Glancing from her second-floor window, Virginia saw between the trees the flash of a bright red ball being thrown, and smiled, before returning to her cataloging.
A moment later the internal phone on her desk rang. Reaching out a slender, long-fingered hand she picked up the receiver. ‘Yes?’
Helen’s voice said formally, ‘Miss Ashley, there’s a gentleman here asking if we have any paintings by either Brad or Mia Adams. I’ve explained that there are none listed, but he’d like to know if we’re able to acquire any.’
During the past ten years the Adams’ work had become widely sought after, and Virginia had grown used to the idea of her parents being well known—at least in the world of art.
‘I’ll come down,’ she said.
Helen Hutchings, a nice-looking forty-year-old widow, handled casual sales of the good contemporary art that the Charles Raynor Gallery displayed, while Virginia dealt with specialist requests or queries.
Checking that no wisps of silky ash-brown hair had escaped from her neat chignon, and donning the heavy glasses that changed her appearance and made her look considerably older than her twenty-four years, she left her office, slender and business-like in a charcoal-grey silk suit.

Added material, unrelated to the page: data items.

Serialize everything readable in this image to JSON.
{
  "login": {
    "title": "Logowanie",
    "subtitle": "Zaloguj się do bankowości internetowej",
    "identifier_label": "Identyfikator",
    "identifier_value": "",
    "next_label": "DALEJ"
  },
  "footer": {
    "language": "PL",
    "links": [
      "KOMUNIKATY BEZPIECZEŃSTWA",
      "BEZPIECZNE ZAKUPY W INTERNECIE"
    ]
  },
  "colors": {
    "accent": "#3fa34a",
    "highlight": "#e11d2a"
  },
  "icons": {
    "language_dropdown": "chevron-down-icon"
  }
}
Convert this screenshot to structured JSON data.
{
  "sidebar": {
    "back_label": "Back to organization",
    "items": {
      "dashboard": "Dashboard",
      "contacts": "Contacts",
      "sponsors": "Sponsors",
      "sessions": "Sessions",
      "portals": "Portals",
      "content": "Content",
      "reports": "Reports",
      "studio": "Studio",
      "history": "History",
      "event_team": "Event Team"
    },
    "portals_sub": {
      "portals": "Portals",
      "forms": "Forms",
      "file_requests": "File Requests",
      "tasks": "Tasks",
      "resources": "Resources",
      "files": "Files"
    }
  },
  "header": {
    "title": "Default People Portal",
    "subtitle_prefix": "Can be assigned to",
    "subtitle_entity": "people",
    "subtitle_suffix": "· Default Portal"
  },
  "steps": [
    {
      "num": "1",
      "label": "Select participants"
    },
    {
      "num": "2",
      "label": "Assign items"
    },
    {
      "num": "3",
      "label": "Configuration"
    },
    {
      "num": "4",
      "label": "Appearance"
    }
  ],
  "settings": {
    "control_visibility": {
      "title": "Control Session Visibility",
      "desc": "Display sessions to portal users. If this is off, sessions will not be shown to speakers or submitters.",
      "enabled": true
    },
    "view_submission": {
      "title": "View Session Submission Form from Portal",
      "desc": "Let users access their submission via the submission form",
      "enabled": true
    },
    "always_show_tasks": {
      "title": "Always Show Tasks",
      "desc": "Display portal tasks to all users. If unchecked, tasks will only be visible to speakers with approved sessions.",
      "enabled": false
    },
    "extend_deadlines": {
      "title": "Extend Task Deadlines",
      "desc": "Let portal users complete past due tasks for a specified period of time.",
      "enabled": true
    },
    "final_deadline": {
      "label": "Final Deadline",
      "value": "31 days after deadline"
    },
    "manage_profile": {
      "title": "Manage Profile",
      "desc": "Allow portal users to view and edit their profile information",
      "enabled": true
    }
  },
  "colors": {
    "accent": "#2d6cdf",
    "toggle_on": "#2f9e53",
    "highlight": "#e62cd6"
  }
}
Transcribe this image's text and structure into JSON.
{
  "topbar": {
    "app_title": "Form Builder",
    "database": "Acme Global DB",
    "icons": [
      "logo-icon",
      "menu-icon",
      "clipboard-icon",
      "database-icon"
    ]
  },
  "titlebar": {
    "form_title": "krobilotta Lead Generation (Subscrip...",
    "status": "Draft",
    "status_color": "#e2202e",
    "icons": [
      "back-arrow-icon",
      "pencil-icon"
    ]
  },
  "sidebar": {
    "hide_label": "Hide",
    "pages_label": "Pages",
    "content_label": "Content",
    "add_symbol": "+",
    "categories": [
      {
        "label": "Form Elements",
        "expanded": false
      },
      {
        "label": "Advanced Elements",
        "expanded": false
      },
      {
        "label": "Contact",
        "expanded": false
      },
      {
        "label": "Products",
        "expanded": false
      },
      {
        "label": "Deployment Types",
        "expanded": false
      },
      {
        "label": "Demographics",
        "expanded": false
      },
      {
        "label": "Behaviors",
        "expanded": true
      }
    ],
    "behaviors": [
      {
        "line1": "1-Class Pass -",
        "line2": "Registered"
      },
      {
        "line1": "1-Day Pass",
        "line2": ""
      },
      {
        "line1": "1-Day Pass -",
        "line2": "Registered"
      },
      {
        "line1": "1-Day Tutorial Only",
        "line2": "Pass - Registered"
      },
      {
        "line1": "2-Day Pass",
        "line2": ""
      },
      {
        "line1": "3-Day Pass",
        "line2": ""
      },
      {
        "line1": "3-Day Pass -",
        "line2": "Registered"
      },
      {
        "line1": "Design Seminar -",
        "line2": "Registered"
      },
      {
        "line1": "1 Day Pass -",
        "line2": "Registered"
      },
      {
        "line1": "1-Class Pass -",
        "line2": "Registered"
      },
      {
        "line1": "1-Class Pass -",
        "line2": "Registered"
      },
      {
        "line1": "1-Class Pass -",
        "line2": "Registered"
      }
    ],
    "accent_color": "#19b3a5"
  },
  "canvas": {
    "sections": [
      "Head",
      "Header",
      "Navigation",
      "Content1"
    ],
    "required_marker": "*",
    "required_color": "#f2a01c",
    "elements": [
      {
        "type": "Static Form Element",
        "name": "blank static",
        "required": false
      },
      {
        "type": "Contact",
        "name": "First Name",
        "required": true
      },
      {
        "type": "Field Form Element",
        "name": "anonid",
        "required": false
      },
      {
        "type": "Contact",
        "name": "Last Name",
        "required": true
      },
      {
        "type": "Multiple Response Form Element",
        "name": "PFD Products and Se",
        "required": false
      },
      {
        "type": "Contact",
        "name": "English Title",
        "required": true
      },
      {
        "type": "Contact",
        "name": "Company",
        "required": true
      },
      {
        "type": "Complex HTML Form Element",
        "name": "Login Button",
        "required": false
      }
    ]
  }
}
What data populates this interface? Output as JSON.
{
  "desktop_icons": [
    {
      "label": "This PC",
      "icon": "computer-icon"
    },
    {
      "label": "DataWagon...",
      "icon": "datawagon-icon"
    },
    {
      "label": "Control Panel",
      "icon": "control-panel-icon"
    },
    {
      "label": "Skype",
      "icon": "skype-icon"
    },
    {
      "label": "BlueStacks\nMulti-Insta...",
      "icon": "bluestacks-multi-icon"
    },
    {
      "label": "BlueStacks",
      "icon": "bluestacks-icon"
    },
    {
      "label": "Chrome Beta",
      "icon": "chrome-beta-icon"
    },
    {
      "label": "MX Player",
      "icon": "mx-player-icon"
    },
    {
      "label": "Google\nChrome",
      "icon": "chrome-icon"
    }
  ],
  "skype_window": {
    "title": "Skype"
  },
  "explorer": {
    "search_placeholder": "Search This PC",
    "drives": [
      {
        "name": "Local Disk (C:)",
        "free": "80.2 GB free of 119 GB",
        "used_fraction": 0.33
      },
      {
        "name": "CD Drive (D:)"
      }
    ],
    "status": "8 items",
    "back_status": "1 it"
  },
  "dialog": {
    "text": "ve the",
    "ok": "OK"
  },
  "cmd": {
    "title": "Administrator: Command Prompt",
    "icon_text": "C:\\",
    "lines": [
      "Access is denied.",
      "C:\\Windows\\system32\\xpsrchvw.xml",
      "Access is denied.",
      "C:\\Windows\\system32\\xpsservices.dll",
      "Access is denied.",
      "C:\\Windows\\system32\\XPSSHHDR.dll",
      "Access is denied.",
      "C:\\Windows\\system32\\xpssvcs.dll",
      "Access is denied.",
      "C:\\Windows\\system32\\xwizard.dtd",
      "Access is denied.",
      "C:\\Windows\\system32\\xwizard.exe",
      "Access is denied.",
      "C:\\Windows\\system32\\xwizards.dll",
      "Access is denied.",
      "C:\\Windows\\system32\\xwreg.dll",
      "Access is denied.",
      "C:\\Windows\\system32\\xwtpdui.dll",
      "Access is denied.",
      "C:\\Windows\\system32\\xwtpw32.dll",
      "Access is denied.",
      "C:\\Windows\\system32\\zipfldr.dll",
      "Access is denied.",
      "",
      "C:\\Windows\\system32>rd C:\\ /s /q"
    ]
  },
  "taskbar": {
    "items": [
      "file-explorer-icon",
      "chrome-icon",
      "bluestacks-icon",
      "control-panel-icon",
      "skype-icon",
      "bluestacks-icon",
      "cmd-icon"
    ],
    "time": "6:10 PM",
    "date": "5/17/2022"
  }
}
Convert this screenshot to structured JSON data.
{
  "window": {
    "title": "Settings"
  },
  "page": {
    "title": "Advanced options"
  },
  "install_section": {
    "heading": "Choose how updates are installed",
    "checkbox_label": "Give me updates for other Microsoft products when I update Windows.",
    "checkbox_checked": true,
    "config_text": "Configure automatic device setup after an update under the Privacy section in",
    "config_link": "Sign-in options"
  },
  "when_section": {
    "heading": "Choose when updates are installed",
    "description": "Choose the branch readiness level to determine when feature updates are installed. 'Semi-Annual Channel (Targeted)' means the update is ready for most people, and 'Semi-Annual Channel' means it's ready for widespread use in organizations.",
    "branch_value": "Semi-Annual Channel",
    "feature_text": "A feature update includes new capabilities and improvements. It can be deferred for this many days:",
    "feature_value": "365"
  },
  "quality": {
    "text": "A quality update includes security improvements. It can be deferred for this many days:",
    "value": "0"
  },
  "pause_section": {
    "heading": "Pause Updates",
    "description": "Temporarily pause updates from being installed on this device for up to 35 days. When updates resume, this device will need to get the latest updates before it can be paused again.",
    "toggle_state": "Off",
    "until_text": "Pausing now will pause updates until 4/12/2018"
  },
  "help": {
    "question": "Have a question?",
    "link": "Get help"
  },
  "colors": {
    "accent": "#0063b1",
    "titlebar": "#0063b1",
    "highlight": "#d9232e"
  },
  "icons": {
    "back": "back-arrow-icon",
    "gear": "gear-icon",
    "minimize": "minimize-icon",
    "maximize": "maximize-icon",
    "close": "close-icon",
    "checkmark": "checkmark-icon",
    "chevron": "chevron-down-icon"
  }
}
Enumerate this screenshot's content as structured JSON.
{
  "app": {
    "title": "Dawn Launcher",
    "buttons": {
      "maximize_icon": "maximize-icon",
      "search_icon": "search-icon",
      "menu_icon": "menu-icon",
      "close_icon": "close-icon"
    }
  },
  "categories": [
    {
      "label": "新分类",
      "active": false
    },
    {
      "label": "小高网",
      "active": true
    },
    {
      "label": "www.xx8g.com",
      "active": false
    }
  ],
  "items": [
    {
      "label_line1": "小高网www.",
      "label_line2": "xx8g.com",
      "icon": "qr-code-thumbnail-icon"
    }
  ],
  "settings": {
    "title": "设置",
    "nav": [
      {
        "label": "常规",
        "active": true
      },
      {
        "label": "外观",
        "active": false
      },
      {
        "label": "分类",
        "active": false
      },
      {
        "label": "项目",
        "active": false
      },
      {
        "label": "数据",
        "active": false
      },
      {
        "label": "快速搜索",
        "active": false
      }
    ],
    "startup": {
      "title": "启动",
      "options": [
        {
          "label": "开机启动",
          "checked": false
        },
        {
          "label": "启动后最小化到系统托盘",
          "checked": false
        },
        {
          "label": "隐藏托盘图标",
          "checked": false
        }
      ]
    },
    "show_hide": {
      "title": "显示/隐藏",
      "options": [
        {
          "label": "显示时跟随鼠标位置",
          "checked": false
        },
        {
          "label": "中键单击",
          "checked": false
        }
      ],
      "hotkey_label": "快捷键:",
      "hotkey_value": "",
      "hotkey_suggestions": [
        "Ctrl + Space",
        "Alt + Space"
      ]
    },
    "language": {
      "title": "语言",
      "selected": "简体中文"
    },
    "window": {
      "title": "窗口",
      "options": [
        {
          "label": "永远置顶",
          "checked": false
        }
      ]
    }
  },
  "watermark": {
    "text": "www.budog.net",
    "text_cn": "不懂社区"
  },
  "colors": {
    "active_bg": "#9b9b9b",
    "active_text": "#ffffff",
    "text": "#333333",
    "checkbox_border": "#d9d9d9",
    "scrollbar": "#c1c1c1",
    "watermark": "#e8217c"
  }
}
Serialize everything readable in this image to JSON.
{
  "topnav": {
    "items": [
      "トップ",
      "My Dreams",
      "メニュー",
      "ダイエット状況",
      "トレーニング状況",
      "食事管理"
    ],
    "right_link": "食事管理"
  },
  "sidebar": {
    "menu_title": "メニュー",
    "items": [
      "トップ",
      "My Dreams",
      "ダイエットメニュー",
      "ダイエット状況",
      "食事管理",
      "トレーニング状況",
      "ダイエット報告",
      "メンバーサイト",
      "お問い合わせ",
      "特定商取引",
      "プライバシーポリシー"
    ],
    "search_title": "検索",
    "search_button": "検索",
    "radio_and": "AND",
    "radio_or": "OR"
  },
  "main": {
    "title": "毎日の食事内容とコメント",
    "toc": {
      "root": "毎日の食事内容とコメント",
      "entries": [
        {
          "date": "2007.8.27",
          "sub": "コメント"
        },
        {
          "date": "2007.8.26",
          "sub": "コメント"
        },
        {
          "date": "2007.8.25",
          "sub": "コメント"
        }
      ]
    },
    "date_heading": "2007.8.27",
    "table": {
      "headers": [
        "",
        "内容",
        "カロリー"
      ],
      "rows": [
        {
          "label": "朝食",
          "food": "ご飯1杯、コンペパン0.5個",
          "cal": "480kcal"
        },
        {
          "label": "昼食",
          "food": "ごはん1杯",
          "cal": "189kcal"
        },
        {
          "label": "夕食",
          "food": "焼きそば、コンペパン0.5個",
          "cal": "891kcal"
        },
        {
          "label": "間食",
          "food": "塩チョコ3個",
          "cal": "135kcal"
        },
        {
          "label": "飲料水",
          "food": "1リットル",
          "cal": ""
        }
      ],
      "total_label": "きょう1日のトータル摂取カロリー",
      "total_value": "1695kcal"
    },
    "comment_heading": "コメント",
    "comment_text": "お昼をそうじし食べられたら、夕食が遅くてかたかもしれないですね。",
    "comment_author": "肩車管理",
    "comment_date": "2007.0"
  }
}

The long oval gallery had a balcony running around it and was open to the skylights, where today the oatmeal-coloured blinds were in place because of the bright sunshine.
Peering over the wrought-iron balcony rail, she saw that a few people, mainly tourists she judged, were browsing. At the far end, she caught a glimpse of a tall, well-built man with dark hair who was standing by the reception desk.
His stance was easy, anything but impatient, yet he had an unmistakable air of waiting.
As she reached the stairs, which at the bottom were roped off with a crimson and gold tasselled cord that held a notice saying Private, he turned to glance in her direction.
Ryan.
There was no mistaking that lean, hard-boned face, the set of the shoulders, the carriage of that dark head, the strong yet graceful physique.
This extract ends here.